I had a friend who said she'd carry a pickle jar with her on the metro during her late pregnancies. If her water broke, she thought the embarrassment would be lessened if she threw down the pickle jar, so any mess would be accounted for by broken glass and pickle juice. And pickles, I assume. I'm thinking that might even make things worse, but that was her theory. I'll just let random metro strangers think, hey, that hugely pregnant gal's water broke. And hope I'm not sitting on a seat next to anyone at that time. Because, ewwwwww.

Anyway, I'm not asking much of my weekends these days. I believe my goals for last weekend were roughly as follows:

Purchase a few receiving blankets. (I thought we had some, but Lizzy had confiscated them all long ago to use as dolly blankets.)
Wash receiving blankets.
Do a bit of other laundry.
Go to Costco; buy stupid food supplies for self-catered birth.

Yep, that was about it. But I accomplished all of those tasks! Yahoo.

My husband, on the other hand, has become near-maniacal in his quest for "productivity." Not for me, thank goodness! but for himself. The man pitched in on a manly, deck-building service project for church, cleaned the kitchen very thoroughly, then fretted the next day when I dragged him around town doing other errands. It didn't feel productive ENOUGH, you see, to be driving around.
So instead of seeing Wall-E that afternoon with Lizzy and me, he stayed home and ... steam-cleaned the shower stall in the master bathroom.
He is a man obsessed.

Yesterday, he said something about having blurry vision. "Maybe it's pre-eclampsia!" I said. (that's one of the symptoms the midwives always ask me about on my weekly visits.)
He was quite confused. I guess I'll have to slow down on those "spousal sympathy pains" jokes.

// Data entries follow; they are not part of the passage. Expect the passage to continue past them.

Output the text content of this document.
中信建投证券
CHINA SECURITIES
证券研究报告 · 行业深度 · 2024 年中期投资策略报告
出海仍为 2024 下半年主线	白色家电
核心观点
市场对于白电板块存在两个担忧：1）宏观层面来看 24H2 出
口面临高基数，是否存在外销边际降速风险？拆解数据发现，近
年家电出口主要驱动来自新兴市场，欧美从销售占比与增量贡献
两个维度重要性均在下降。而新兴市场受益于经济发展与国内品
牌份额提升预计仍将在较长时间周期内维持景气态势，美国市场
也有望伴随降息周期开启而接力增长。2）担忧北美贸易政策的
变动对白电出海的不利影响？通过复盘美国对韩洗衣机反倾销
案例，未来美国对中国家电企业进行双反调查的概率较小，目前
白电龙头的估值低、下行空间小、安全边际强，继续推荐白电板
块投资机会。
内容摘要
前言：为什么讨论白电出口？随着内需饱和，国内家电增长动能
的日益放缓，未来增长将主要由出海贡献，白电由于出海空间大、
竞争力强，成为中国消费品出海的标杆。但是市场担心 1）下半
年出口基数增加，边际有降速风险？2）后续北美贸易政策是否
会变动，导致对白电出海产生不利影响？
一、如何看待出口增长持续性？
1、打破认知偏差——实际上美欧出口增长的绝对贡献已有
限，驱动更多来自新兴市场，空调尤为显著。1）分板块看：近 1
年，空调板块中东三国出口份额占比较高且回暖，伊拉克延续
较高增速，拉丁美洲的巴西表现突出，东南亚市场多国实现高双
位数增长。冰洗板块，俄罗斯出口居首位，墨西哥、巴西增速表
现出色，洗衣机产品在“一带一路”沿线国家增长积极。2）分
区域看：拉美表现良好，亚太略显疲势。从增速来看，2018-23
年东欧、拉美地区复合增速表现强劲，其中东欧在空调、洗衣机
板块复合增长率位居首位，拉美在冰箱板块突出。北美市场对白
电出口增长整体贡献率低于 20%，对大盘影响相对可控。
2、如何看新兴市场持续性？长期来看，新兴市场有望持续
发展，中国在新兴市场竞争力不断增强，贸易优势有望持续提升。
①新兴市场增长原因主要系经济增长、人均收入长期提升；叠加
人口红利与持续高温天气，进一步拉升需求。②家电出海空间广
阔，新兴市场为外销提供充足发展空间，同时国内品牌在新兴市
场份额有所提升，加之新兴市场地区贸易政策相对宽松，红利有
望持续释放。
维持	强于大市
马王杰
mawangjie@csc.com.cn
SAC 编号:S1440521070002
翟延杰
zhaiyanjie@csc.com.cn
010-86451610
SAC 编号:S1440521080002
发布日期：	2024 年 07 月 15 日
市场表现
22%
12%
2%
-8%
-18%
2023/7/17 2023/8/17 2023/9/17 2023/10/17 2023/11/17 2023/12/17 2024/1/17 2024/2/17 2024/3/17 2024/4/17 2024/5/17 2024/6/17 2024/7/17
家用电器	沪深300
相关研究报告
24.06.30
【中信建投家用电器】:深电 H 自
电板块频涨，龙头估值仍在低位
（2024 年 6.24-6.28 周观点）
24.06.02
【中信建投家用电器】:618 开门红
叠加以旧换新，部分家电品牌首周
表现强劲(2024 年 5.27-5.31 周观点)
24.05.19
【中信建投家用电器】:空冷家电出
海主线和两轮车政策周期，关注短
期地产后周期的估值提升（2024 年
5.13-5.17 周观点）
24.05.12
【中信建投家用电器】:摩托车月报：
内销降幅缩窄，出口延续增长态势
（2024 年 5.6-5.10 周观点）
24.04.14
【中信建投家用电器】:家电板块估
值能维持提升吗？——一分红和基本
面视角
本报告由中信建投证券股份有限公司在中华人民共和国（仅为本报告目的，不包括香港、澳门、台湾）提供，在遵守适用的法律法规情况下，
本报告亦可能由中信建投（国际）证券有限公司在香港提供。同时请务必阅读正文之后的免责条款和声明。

My goals for this coming weekend:

Return library books, which are due on Saturday.
Do more laundry. (this one's only a must because I have so few clothes that fit!)
If I'm feeling crazily ambitious, I might just crack out the bottle purifier and breast pump and re-familiarize myself with how they work, while I'm not quite so sleep-deprived ...

Yep, that's about the entirety of my list. Matt will probably build Rome in a day, or something.